02/06/2026
Great post from Lainie Anderson about a former NCWSA State President, Adelaide Miethke OBE!
Introducing the amazing Adelaide Miethke, an education pioneer and champion of women's rights. I cannot believe I didn't know her name. Born in Manoora, near Clare in 1881, Adelaide's father was a Prussian-born schoolteacher. Here are just some of her achievements ...
📔 In 1914 she began a campaign to raise the status of female high school teachers, particularly new teachers facing classes of 60 or 70!
📔 In 1916 she became the first woman Vice-President of the South Australian Public School Teachers’ Union, winning small salary increases for teachers a few years later.
📔 In 1924 (after studying at night) she gained her BA and was appointed as the first female Inspector of High Schools.
📔 In 1934 she became state president of the National Council of Women, which included running the SA Women’s Centenary Council and organising events and activities to celebrate 100 years of white settlement in 1936. These included the Pageant of Empire, with 13,600 schoolchildren twice performing on Adelaide Oval in front of 40,000 spectators (Adelaide used a megaphone to keep the kids under control). The Women’s Centenary Council also raised £5000 for what became the Royal Flying Doctor Service SA/NT. They created the Pioneer Women’s Memorial Garden in Adelaide. And they produced an illustrated history of women in South Australia (the beautiful book I showed you a week or so back).
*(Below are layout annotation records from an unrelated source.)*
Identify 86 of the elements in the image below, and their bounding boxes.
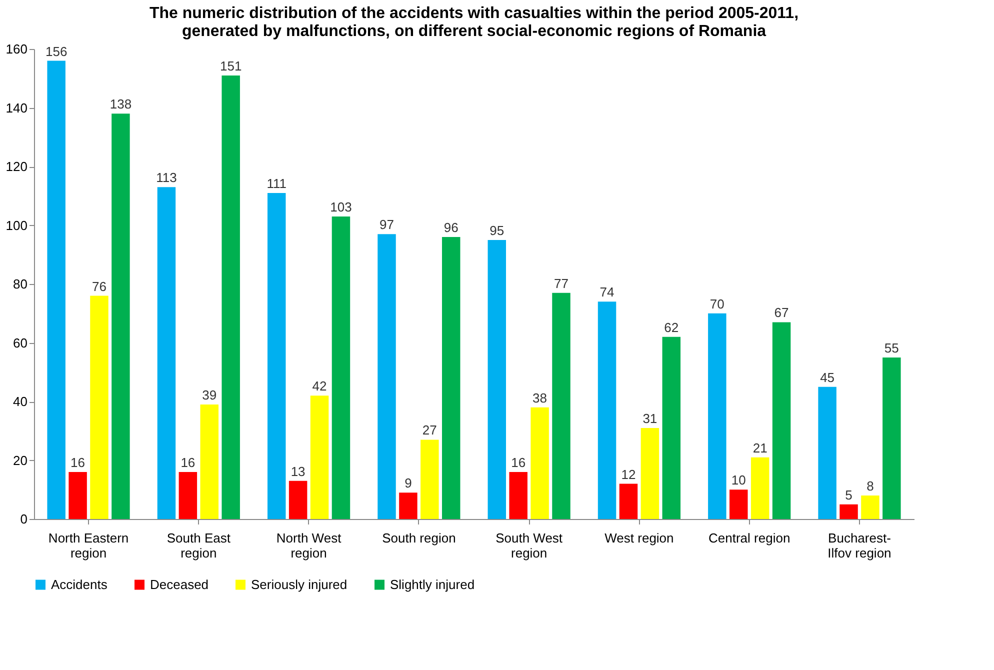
- bar: [267, 192, 286, 519]
- bar: [598, 302, 616, 519]
- data-label: 45: [820, 370, 835, 385]
- chart-title: The numeric distribution of the accidents with casualties within the period 2005-2011, generated by malfunctions, on different social-economic regions of Romania: [149, 5, 799, 40]
- bar: [772, 322, 791, 519]
- bar: [222, 75, 240, 519]
- data-label: 70: [710, 296, 724, 312]
- data-label: 16: [180, 455, 196, 470]
- y-tick-label: 60: [13, 335, 28, 350]
- y-tick-label: 160: [6, 42, 28, 56]
- bar: [420, 440, 439, 519]
- bar: [882, 357, 901, 519]
- y-tick-label: 80: [13, 276, 28, 292]
- data-label: 21: [752, 440, 768, 456]
- x-tick-label: South region: [382, 530, 456, 546]
- data-label: 13: [290, 464, 306, 479]
- data-label: 9: [404, 476, 412, 491]
- bar: [530, 407, 549, 519]
- x-tick-label: Central region: [708, 530, 790, 546]
- data-label: 156: [45, 44, 68, 59]
- bar: [47, 60, 66, 519]
- data-label: 39: [202, 387, 217, 402]
- bar: [157, 187, 176, 519]
- bar: [750, 457, 770, 519]
- data-label: 62: [664, 320, 679, 335]
- data-label: 27: [422, 422, 437, 438]
- data-label: 16: [511, 455, 526, 470]
- data-label: 42: [312, 378, 327, 394]
- x-tick-label: North West region: [276, 530, 342, 560]
- data-label: 67: [774, 305, 789, 320]
- data-label: 151: [220, 58, 242, 74]
- data-label: 10: [731, 472, 746, 488]
- bar: [552, 292, 570, 519]
- data-label: 16: [70, 455, 86, 470]
- bar: [840, 504, 858, 519]
- legend-label: Seriously injured: [251, 576, 348, 592]
- legend-label: Accidents: [51, 576, 108, 592]
- y-tick-label: 20: [13, 452, 28, 468]
- data-label: 111: [266, 176, 286, 191]
- data-label: 38: [532, 390, 548, 406]
- data-label: 96: [444, 220, 458, 235]
- bar: [730, 490, 748, 519]
- bar: [818, 386, 836, 519]
- y-tick-label: 100: [6, 218, 28, 233]
- bar: [488, 240, 506, 519]
- legend-label: Deceased: [150, 576, 209, 592]
- legend-label: Slightly injured: [390, 576, 475, 592]
- y-tick-label: 0: [20, 512, 28, 526]
- bar: [662, 336, 681, 519]
- y-tick-label: 140: [6, 100, 28, 116]
- bar: [378, 234, 396, 519]
- data-label: 77: [554, 276, 568, 291]
- bar: [708, 313, 726, 519]
- x-tick-label: South West region: [496, 530, 563, 560]
- y-tick-label: 120: [6, 159, 28, 174]
- y-tick-label: 40: [13, 394, 28, 409]
- data-label: 138: [110, 96, 132, 112]
- data-label: 5: [845, 487, 852, 502]
- bar: [640, 428, 660, 519]
- bar: [332, 216, 350, 519]
- bar: [288, 480, 308, 519]
- data-label: 95: [490, 222, 504, 238]
- x-tick-label: North Eastern region: [48, 530, 129, 560]
- bar: [68, 472, 87, 519]
- bar: [619, 484, 638, 519]
- bar: [200, 404, 218, 519]
- bar: [178, 472, 198, 519]
- data-label: 113: [156, 170, 177, 186]
- x-tick-label: West region: [604, 530, 674, 546]
- data-label: 55: [884, 340, 899, 356]
- x-tick-label: South East region: [166, 530, 231, 560]
- bar: [310, 396, 329, 519]
- bar: [399, 492, 418, 519]
- data-label: 76: [92, 278, 106, 294]
- data-label: 74: [600, 284, 614, 300]
- bar: [861, 496, 880, 519]
- bar: [112, 114, 130, 519]
- data-label: 12: [621, 466, 636, 482]
- x-tick-label: Bucharest-Ilfov region: [828, 530, 892, 560]
- data-label: 103: [330, 199, 352, 214]
- data-label: 31: [642, 410, 658, 426]
- bar: [90, 296, 108, 519]
- bar: [442, 237, 460, 519]
- bar: [509, 472, 528, 519]
- data-label: 97: [380, 217, 394, 232]
- data-label: 8: [866, 478, 874, 494]
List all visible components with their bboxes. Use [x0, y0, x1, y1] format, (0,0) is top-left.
📔 From 1941 to 1945 Adelaide directed the Schools Patriotic Fund, raising over £400,000 for the war effort and other initiatives including the RFDS (she was now state president) and a city hostel for country girls.
📔 From 1941 to 1946 she edited the Children’s Hour, a magazine distributed monthly to SA school children (which is such a coincidence because just yesterday I went to Wakefield Press to buy HOURS TO REMEMBER, Heather Bonnin's book about the Children's Hour).
📔 And in 1950 (at 69 years of age) she conceived and established the world’s first School of the Air!
Adelaide was known to be a stickler for protocol, a formidable teacher and inspector, and highly organised. Most of all, she got things done! A household name in Adelaide, she was appointed OBE in 1937 and died at her Woodville home in 1962. She was buried at Cheltenham Cemetery. The Adelaide Miethke Kindergarten in Woodville South is named in her honour.
Adelaide, we salute you!
📷 National Council of Women in South Australia, courtesy History Trust of South Australia and the SA History Hub.